In this case, the central planning comes clothed in green. Environmentalism is another movement born during the New Left era. In the early ’70s, Democrats focused on alternative forms of energy and included nuclear power in their plans. But the Three Mile Island accident in 1979 (which had no significant health effects) threw lefty boomers into the “No Nukes” paranoia from which they have not emerged, even while claiming Earth has only a decade or so left to take revolutionary action.

Environmentalism has always had its Malthusian streak. Left-wing cranks like Paul Ehrlich feared a population explosion, with widespread famine that did not happen (except in socialist dictatorships). Today’s progressives claim they do not want to bring kids into this doomed world, despite projections of global fertility and population decline.

Lefty boomers like Al Gore took the idea of global warming and ran with it. This last major innovation in progressive thinking on the environment came in 1992, conveniently when our defeat of the Soviet Union required progressives to find new rationalizations for anti-market politics.

The Green New Deal incorporates not only Medicare for All, but also Universal Basic Income (UBI) proposals. Presumably, the left knows their environmental planning would wreck large segments of the economy, thus requiring a much broader safety net for displaced American workers.

Welfare for All Has Deep Roots, Too

This”‘new” UBI idea dates back at least as far at Thomas More’s “Utopia,” which ought to be a clue as to its practicality. Nevertheless, UBI came back into vogue in the late ’60s, championed by the Rev. Martin Luther King Jr. in his last book, “Where Do We Go From Here?” (1967).

UBI was also advocated by Milton Friedman, while Richard Nixon tasked Donald Rumsfeld and Dick Cheney with conducting UBI experiments in the ’70s (the results were not good). Expect Democrats to feign outrage (as they do about the health-care mandate) that Republicans are not embracing this “right-wing” idea. They will forget to mention their past advocacy of guaranteed jobs programs in the ’70s.
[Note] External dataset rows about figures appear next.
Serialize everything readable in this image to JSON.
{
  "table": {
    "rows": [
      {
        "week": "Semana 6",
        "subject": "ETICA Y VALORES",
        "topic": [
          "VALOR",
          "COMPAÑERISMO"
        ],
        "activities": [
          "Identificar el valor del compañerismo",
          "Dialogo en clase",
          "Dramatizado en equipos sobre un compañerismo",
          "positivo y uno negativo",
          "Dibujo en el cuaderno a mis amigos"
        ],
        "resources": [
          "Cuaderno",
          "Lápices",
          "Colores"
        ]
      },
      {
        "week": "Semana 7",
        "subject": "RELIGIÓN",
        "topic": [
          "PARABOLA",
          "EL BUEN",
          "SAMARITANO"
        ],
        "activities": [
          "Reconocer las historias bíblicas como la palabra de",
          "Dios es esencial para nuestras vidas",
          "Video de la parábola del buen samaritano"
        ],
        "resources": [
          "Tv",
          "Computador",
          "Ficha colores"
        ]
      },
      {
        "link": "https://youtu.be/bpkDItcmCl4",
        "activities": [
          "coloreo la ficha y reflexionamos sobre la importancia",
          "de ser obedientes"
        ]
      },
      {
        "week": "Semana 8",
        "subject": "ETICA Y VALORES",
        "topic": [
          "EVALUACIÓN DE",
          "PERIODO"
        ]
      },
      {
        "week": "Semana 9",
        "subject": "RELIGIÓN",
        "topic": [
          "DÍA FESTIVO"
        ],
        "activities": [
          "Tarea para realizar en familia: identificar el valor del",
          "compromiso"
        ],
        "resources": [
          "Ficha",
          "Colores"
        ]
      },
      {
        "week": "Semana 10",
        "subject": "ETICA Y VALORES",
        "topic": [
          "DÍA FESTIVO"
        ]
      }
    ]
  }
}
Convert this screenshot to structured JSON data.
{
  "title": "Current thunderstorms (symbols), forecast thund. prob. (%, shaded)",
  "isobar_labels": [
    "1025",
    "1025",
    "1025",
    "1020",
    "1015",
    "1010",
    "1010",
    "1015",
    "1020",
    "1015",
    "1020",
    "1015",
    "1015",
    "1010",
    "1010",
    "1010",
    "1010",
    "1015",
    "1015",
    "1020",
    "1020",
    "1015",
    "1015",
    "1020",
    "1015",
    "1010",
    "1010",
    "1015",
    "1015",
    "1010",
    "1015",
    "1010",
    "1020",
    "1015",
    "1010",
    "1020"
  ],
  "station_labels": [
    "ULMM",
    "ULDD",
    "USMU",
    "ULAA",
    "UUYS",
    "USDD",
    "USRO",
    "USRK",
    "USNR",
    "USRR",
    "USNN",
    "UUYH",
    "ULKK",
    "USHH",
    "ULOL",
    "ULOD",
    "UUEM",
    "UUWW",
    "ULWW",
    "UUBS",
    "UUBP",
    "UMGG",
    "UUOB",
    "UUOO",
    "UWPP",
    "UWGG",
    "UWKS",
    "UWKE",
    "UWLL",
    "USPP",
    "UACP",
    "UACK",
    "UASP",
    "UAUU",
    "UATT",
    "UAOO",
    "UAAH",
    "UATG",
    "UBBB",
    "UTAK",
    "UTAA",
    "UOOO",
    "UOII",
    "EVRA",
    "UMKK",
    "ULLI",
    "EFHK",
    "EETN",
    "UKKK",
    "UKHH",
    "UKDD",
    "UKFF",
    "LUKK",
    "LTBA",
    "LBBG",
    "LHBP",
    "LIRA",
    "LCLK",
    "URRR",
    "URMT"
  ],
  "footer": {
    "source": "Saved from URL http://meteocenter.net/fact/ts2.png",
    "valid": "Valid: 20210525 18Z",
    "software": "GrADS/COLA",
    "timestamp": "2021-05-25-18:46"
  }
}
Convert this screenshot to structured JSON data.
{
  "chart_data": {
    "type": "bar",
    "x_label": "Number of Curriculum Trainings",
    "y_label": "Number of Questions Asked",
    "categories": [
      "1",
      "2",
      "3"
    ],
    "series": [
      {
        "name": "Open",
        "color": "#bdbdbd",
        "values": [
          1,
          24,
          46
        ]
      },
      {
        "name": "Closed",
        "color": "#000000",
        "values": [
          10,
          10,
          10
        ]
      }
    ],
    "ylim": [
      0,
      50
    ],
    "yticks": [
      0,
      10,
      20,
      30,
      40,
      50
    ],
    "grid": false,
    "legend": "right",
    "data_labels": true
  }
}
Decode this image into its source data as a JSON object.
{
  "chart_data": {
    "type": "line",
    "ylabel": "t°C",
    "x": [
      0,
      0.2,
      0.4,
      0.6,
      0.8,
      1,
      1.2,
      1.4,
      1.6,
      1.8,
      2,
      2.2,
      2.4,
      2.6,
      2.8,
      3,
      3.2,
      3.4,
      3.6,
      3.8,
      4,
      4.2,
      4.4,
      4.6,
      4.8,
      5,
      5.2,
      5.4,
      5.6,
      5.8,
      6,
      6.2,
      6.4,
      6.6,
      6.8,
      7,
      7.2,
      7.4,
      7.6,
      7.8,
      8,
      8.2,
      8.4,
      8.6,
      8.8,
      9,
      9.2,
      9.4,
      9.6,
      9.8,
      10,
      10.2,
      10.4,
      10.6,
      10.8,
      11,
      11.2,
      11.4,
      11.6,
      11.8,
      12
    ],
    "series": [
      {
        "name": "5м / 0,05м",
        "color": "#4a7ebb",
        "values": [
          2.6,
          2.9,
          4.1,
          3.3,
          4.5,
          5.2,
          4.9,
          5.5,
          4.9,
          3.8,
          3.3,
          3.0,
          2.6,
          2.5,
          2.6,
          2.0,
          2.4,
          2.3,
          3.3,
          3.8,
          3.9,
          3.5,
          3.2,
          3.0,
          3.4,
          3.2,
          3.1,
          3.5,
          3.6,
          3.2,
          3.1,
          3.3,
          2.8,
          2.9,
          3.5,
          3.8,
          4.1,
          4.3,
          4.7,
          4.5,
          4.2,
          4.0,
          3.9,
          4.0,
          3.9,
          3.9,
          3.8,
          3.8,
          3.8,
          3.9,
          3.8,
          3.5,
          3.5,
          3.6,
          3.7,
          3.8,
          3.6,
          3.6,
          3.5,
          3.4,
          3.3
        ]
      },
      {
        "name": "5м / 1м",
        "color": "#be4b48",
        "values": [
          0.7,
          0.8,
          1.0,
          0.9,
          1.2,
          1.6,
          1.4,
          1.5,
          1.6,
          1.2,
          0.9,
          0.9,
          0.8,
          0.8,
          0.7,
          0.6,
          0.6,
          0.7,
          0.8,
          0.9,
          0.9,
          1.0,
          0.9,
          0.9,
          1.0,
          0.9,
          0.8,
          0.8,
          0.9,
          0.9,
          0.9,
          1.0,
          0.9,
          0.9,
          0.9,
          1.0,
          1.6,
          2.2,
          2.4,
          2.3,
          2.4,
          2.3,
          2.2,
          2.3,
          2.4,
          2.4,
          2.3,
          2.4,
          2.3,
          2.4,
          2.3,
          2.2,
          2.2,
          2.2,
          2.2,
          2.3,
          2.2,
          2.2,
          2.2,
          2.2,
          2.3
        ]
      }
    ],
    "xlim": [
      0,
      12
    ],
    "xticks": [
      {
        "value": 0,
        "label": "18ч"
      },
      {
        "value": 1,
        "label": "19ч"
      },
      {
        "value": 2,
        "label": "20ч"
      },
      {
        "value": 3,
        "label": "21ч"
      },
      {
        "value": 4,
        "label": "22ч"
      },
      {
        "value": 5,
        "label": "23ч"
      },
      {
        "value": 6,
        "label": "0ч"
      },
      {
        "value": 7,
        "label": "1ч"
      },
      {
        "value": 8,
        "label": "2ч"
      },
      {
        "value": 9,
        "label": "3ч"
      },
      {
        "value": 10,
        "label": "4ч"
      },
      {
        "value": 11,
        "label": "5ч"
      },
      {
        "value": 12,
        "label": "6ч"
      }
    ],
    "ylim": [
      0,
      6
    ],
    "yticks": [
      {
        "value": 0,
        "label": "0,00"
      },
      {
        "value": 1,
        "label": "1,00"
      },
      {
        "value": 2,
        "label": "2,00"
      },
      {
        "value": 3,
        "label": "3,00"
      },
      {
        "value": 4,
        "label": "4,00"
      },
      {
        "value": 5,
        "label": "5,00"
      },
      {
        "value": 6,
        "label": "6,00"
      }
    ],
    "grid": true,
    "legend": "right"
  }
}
The Green New Deal’s quixotic fascination with high-speed rail also comes out of the New Left era, when the government funded research into magnetic levitation trains. Similar projects were funded during the Clinton era (another residual boomer fixation). High-speed rail is not as successful elsewhere as the left pretends and there are myriad reasons it fails in America–yet this creaky old idea keeps getting sold as bold and new, like a bad scene from Cameron Crowe’s “Singles.”

Nevertheless, a number of Democratic candidates have signed on to the Green New Deal. Most of them voted “present” when the resolution was brought to the Senate floor. Others have decided to support “the goals of” the Green New Deal. Again, most Democratic voters do not care about the nuances.

Radical Proposals belong to the Boomers Too

Even some of the left’s most radical ideas are not new. Abolishing the Electoral College was championed by Democrats, like Birch Bayh, who were angry when Nixon narrowly defeated Hubert H. Humphrey, Jr. in 1968 with a strong third-party showing by George Wallace. Packing the Supreme Court is an idea from the Roosevelt administration; further weaponization of the courts is pushed by lefty boomers who have come to dominate the legal academy.

That most of the left’s platform is not new does not mean the ideas are not radical. To the contrary, while “radical” generally means drastic change from the status quo, the word also means “constituting or growing from a root.” The Democrats’ roots have always been in far-left ideologies. The only thing “new” about progressives’ ideas now is that there is a younger generation or two, many of whom are too poorly educated to understand they are being sold a very old boomers’ bill of goods.